The Obama administration, which refuses to send terrorism suspects to the detention center at Guantanamo Bay Naval Base, on Wednesday defended its decision to interrogate a detainee for two months aboard a U.S. Navy ship, outside the reach of American law.
“He was detained lawfully, under the law of war, aboard a Navy ship until his transfer to the U.S. for prosecution,” presidential spokesman Jay Carney said.
But a leading critic of the administration’s handling of detainees, Sen. Lindsey Graham, South Carolina Republican, said the episode demonstrates the problems with Mr. Obama’s aversion to holding suspects at the center in Cuba.

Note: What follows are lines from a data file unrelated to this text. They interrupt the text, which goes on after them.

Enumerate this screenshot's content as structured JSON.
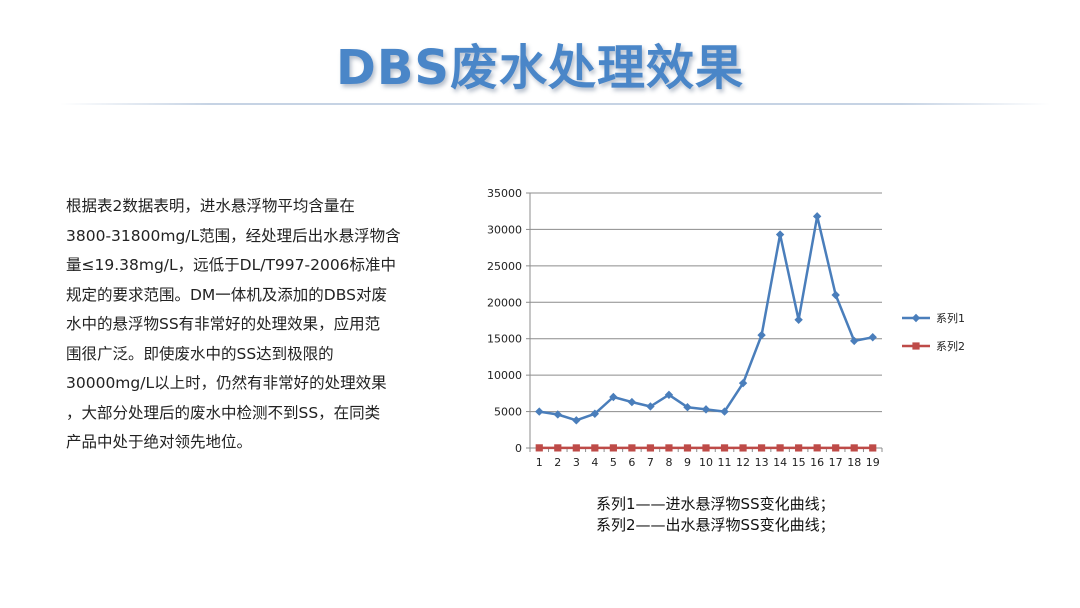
{
  "title": "DBS废水处理效果",
  "body": {
    "lines": [
      "根据表2数据表明，进水悬浮物平均含量在",
      "3800-31800mg/L范围，经处理后出水悬浮物含",
      "量≤19.38mg/L，远低于DL/T997-2006标准中",
      "规定的要求范围。DM一体机及添加的DBS对废",
      "水中的悬浮物SS有非常好的处理效果，应用范",
      "围很广泛。即使废水中的SS达到极限的",
      "30000mg/L以上时，仍然有非常好的处理效果",
      "，大部分处理后的废水中检测不到SS，在同类",
      "产品中处于绝对领先地位。"
    ]
  },
  "chart_data": {
    "type": "line",
    "x": [
      1,
      2,
      3,
      4,
      5,
      6,
      7,
      8,
      9,
      10,
      11,
      12,
      13,
      14,
      15,
      16,
      17,
      18,
      19
    ],
    "ylim": [
      0,
      35000
    ],
    "yticks": [
      0,
      5000,
      10000,
      15000,
      20000,
      25000,
      30000,
      35000
    ],
    "grid": true,
    "legend_position": "right",
    "series": [
      {
        "name": "系列1",
        "color": "#4a7ebb",
        "marker": "diamond",
        "values": [
          5000,
          4600,
          3800,
          4700,
          7000,
          6300,
          5700,
          7300,
          5600,
          5300,
          5000,
          8900,
          15500,
          29300,
          17600,
          31800,
          21000,
          14700,
          15200
        ]
      },
      {
        "name": "系列2",
        "color": "#be4b48",
        "marker": "square",
        "values": [
          19,
          15,
          12,
          10,
          14,
          11,
          9,
          13,
          8,
          10,
          12,
          9,
          11,
          16,
          10,
          19,
          14,
          12,
          9
        ]
      }
    ]
  },
  "note": {
    "lines": [
      "系列1——进水悬浮物SS变化曲线；",
      "系列2——出水悬浮物SS变化曲线；"
    ]
  }
}
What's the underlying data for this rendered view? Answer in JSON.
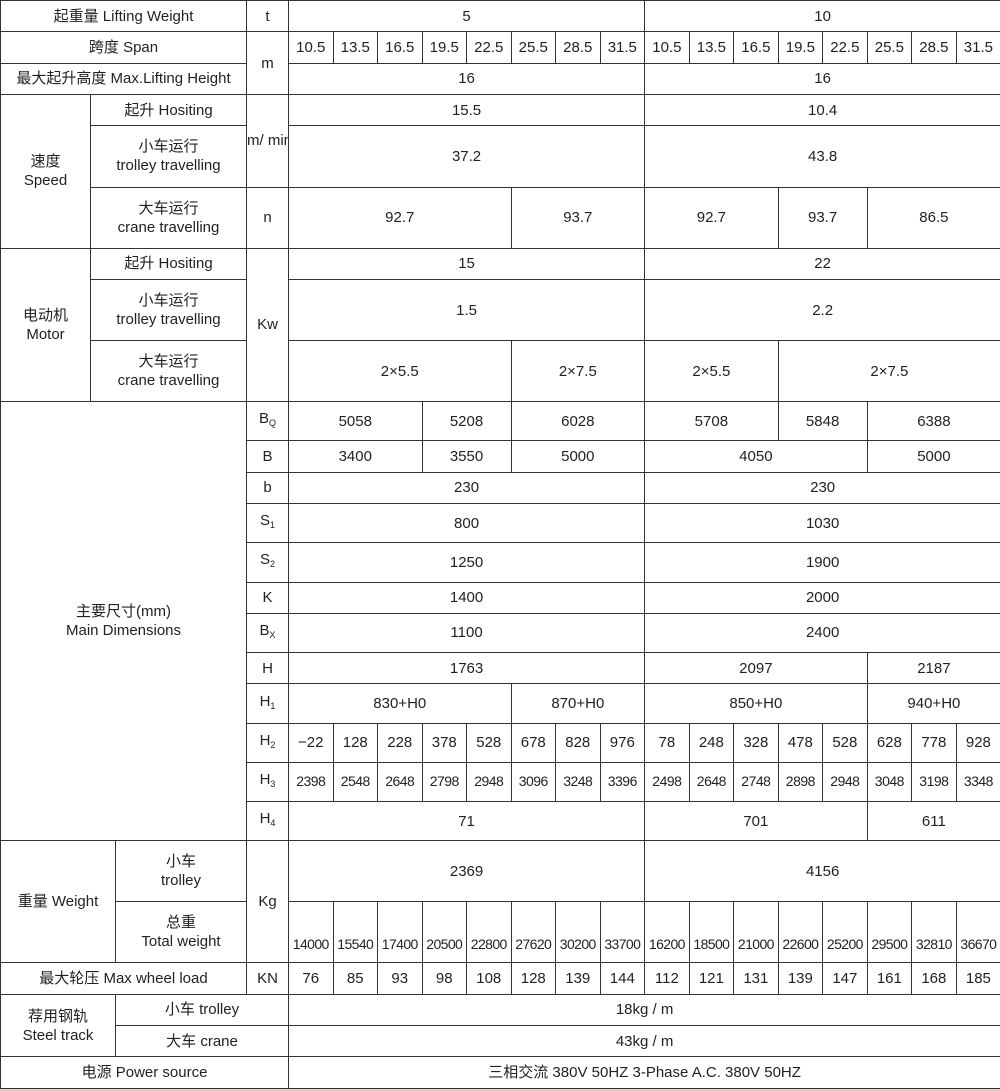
{
  "rows": [
    {
      "label": "起重量 Lifting Weight",
      "unit": "t",
      "values": [
        {
          "t": "5",
          "span": 8
        },
        {
          "t": "10",
          "span": 8
        }
      ]
    },
    {
      "label": "跨度 Span",
      "unit": "m",
      "values": [
        {
          "t": "10.5"
        },
        {
          "t": "13.5"
        },
        {
          "t": "16.5"
        },
        {
          "t": "19.5"
        },
        {
          "t": "22.5"
        },
        {
          "t": "25.5"
        },
        {
          "t": "28.5"
        },
        {
          "t": "31.5"
        },
        {
          "t": "10.5"
        },
        {
          "t": "13.5"
        },
        {
          "t": "16.5"
        },
        {
          "t": "19.5"
        },
        {
          "t": "22.5"
        },
        {
          "t": "25.5"
        },
        {
          "t": "28.5"
        },
        {
          "t": "31.5"
        }
      ]
    },
    {
      "label": "最大起升高度 Max.Lifting Height",
      "values": [
        {
          "t": "16",
          "span": 8
        },
        {
          "t": "16",
          "span": 8
        }
      ]
    },
    {
      "group": "速度",
      "group_en": "Speed",
      "sub": "起升 Hositing",
      "unit": "m/ min",
      "values": [
        {
          "t": "15.5",
          "span": 8
        },
        {
          "t": "10.4",
          "span": 8
        }
      ]
    },
    {
      "sub": "小车运行",
      "sub_en": "trolley travelling",
      "values": [
        {
          "t": "37.2",
          "span": 8
        },
        {
          "t": "43.8",
          "span": 8
        }
      ]
    },
    {
      "sub": "大车运行",
      "sub_en": "crane travelling",
      "unit": "n",
      "values": [
        {
          "t": "92.7",
          "span": 5
        },
        {
          "t": "93.7",
          "span": 3
        },
        {
          "t": "92.7",
          "span": 3
        },
        {
          "t": "93.7",
          "span": 2
        },
        {
          "t": "86.5",
          "span": 3
        }
      ]
    },
    {
      "group": "电动机",
      "group_en": "Motor",
      "sub": "起升 Hositing",
      "unit": "Kw",
      "values": [
        {
          "t": "15",
          "span": 8
        },
        {
          "t": "22",
          "span": 8
        }
      ]
    },
    {
      "sub": "小车运行",
      "sub_en": "trolley travelling",
      "values": [
        {
          "t": "1.5",
          "span": 8
        },
        {
          "t": "2.2",
          "span": 8
        }
      ]
    },
    {
      "sub": "大车运行",
      "sub_en": "crane travelling",
      "values": [
        {
          "t": "2×5.5",
          "span": 5
        },
        {
          "t": "2×7.5",
          "span": 3
        },
        {
          "t": "2×5.5",
          "span": 3
        },
        {
          "t": "2×7.5",
          "span": 5
        }
      ]
    },
    {
      "group": "主要尺寸(mm)",
      "group_en": "Main Dimensions",
      "dim": "B",
      "dim_sub": "Q",
      "values": [
        {
          "t": "5058",
          "span": 3
        },
        {
          "t": "5208",
          "span": 2
        },
        {
          "t": "6028",
          "span": 3
        },
        {
          "t": "5708",
          "span": 3
        },
        {
          "t": "5848",
          "span": 2
        },
        {
          "t": "6388",
          "span": 3
        }
      ]
    },
    {
      "dim": "B",
      "values": [
        {
          "t": "3400",
          "span": 3
        },
        {
          "t": "3550",
          "span": 2
        },
        {
          "t": "5000",
          "span": 3
        },
        {
          "t": "4050",
          "span": 5
        },
        {
          "t": "5000",
          "span": 3
        }
      ]
    },
    {
      "dim": "b",
      "values": [
        {
          "t": "230",
          "span": 8
        },
        {
          "t": "230",
          "span": 8
        }
      ]
    },
    {
      "dim": "S",
      "dim_sub": "1",
      "values": [
        {
          "t": "800",
          "span": 8
        },
        {
          "t": "1030",
          "span": 8
        }
      ]
    },
    {
      "dim": "S",
      "dim_sub": "2",
      "values": [
        {
          "t": "1250",
          "span": 8
        },
        {
          "t": "1900",
          "span": 8
        }
      ]
    },
    {
      "dim": "K",
      "values": [
        {
          "t": "1400",
          "span": 8
        },
        {
          "t": "2000",
          "span": 8
        }
      ]
    },
    {
      "dim": "B",
      "dim_sub": "X",
      "values": [
        {
          "t": "1100",
          "span": 8
        },
        {
          "t": "2400",
          "span": 8
        }
      ]
    },
    {
      "dim": "H",
      "values": [
        {
          "t": "1763",
          "span": 8
        },
        {
          "t": "2097",
          "span": 5
        },
        {
          "t": "2187",
          "span": 3
        }
      ]
    },
    {
      "dim": "H",
      "dim_sub": "1",
      "values": [
        {
          "t": "830+H0",
          "span": 5
        },
        {
          "t": "870+H0",
          "span": 3
        },
        {
          "t": "850+H0",
          "span": 5
        },
        {
          "t": "940+H0",
          "span": 3
        }
      ]
    },
    {
      "dim": "H",
      "dim_sub": "2",
      "values": [
        {
          "t": "−22"
        },
        {
          "t": "128"
        },
        {
          "t": "228"
        },
        {
          "t": "378"
        },
        {
          "t": "528"
        },
        {
          "t": "678"
        },
        {
          "t": "828"
        },
        {
          "t": "976"
        },
        {
          "t": "78"
        },
        {
          "t": "248"
        },
        {
          "t": "328"
        },
        {
          "t": "478"
        },
        {
          "t": "528"
        },
        {
          "t": "628"
        },
        {
          "t": "778"
        },
        {
          "t": "928"
        }
      ]
    },
    {
      "dim": "H",
      "dim_sub": "3",
      "values": [
        {
          "t": "2398"
        },
        {
          "t": "2548"
        },
        {
          "t": "2648"
        },
        {
          "t": "2798"
        },
        {
          "t": "2948"
        },
        {
          "t": "3096"
        },
        {
          "t": "3248"
        },
        {
          "t": "3396"
        },
        {
          "t": "2498"
        },
        {
          "t": "2648"
        },
        {
          "t": "2748"
        },
        {
          "t": "2898"
        },
        {
          "t": "2948"
        },
        {
          "t": "3048"
        },
        {
          "t": "3198"
        },
        {
          "t": "3348"
        }
      ]
    },
    {
      "dim": "H",
      "dim_sub": "4",
      "values": [
        {
          "t": "71",
          "span": 8
        },
        {
          "t": "701",
          "span": 5
        },
        {
          "t": "611",
          "span": 3
        }
      ]
    },
    {
      "group": "重量 Weight",
      "sub": "小车",
      "sub_en": "trolley",
      "unit": "Kg",
      "values": [
        {
          "t": "2369",
          "span": 8
        },
        {
          "t": "4156",
          "span": 8
        }
      ]
    },
    {
      "sub": "总重",
      "sub_en": "Total weight",
      "values": [
        {
          "t": "14000"
        },
        {
          "t": "15540"
        },
        {
          "t": "17400"
        },
        {
          "t": "20500"
        },
        {
          "t": "22800"
        },
        {
          "t": "27620"
        },
        {
          "t": "30200"
        },
        {
          "t": "33700"
        },
        {
          "t": "16200"
        },
        {
          "t": "18500"
        },
        {
          "t": "21000"
        },
        {
          "t": "22600"
        },
        {
          "t": "25200"
        },
        {
          "t": "29500"
        },
        {
          "t": "32810"
        },
        {
          "t": "36670"
        }
      ]
    },
    {
      "label": "最大轮压 Max wheel load",
      "unit": "KN",
      "values": [
        {
          "t": "76"
        },
        {
          "t": "85"
        },
        {
          "t": "93"
        },
        {
          "t": "98"
        },
        {
          "t": "108"
        },
        {
          "t": "128"
        },
        {
          "t": "139"
        },
        {
          "t": "144"
        },
        {
          "t": "112"
        },
        {
          "t": "121"
        },
        {
          "t": "131"
        },
        {
          "t": "139"
        },
        {
          "t": "147"
        },
        {
          "t": "161"
        },
        {
          "t": "168"
        },
        {
          "t": "185"
        }
      ]
    },
    {
      "group": "荐用钢轨",
      "group_en": "Steel track",
      "sub": "小车 trolley",
      "values": [
        {
          "t": "18kg / m",
          "span": 16
        }
      ]
    },
    {
      "sub": "大车 crane",
      "values": [
        {
          "t": "43kg / m",
          "span": 16
        }
      ]
    },
    {
      "label": "电源 Power source",
      "values": [
        {
          "t": "三相交流 380V  50HZ   3-Phase A.C.  380V  50HZ",
          "span": 16
        }
      ]
    }
  ]
}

“They are so afraid to use Gitmo that they are basically making decisions around not having to use Gitmo, rather than what’s best for the country,” Mr. Graham said in an interview with editors and reporters at The Washington Times. “What’s best for the nation is to treat these foreign fighters as enemy combatants.”
The military captured Ahmed Abdulkadir Warsame, 25, a Somali national said to have close associations with Al Qaeda in the Arabian Peninsula, on April 19. He was put aboard a Navy ship in the Persian Gulf region and interrogated at sea by intelligence officials.
Under interrogation, Mr. Warsame provided what officials called important intelligence about al Qaeda in Yemen and its relationship with al-Shabab militants in Somalia. Mr. Carney described him as a member of al-Shabab and said the interrogation yielded “very valuable intelligence.”
“Wherever possible, our first priority is and always has been to apprehend terrorism suspects and to preserve the opportunity to elicit the valuable intelligence that can help us protect the American people,” Mr. Carney said. He added that the International Committee of the Red Cross was allowed to visit the Navy vessel “and had an opportunity to interview the detainee aboard the ship.”
Mr. Obama campaigned in 2008 on the promise to close the detention facility at Guantanamo Bay. He was highly critical of the prison and of the Bush administration’s permission to use “enhanced” interrogation techniques on a few high-profile Al Qaeda detainees.
Two days after taking office, Mr. Obama signed an executive order directing the military to close Guantanamo Bay by January 2010. The president also closed CIA-operated “black sites” where detainees were interrogated overseas.
But the administration missed the deadline for Guantanamo even as Mr. Obama continued to insist he would close the facility. In January 2010, a Justice Department task force recommended that about 50 of the 196 detainees at Guantanamo Bay be held indefinitely without trial under the laws of war.
In March, the president reversed his campaign pledge, signing an executive order that will hold at least 48 prisoners indefinitely at Guantanamo. The order also resumed military trials for detainees being held there.
Congress has prohibited prosecution of these detainees in U.S. federal courts. But Mr. Warsame was brought to New York on July 4, where he faces prosecution in a civilian court and is being held in a civilian detention center.
Republicans lawmakers as well as some Democrats have criticized the administration’s decision to prosecute some terrorism suspects outside of the military justice system.
Rep. Peter T. King, New York Republican and chairman of the House Homeland Security Committee, said he has “serious concerns” about prosecuting Mr. Warsame in a civilian court.
“The decision for discreetly bringing such an individual to U.S. soil is unclear,” Mr. King said. “Unless the Administration has extremely compelling reasons, I strongly believe Warsame belongs before a military commission at Guantanamo Bay rather than in a civilian court in Manhattan.”
Mr. Graham said the administration’s policy is creating “a nation without a jail” for terrorism suspects.
“So what do they do? They put this guy on a ship,” Mr. Graham said in The Times’ “Newsmaker” interview. “And he’s got to be smart enough to know they can’t keep me on this ship forever. And because you don’t want to hold people at Gitmo … you’re going to basically be pushing people into criminal court, cases that shouldn’t be in criminal court.”
Adm. William McRaven, leader of the military’s secretive Joint Special Operations Command, recently told Mr. Graham in a Senate hearing that the length of time the military could hold a terror suspect on a ship “depends on whether or not we think we can prosecute that individual in a U.S. court or we can return him to a third party country.”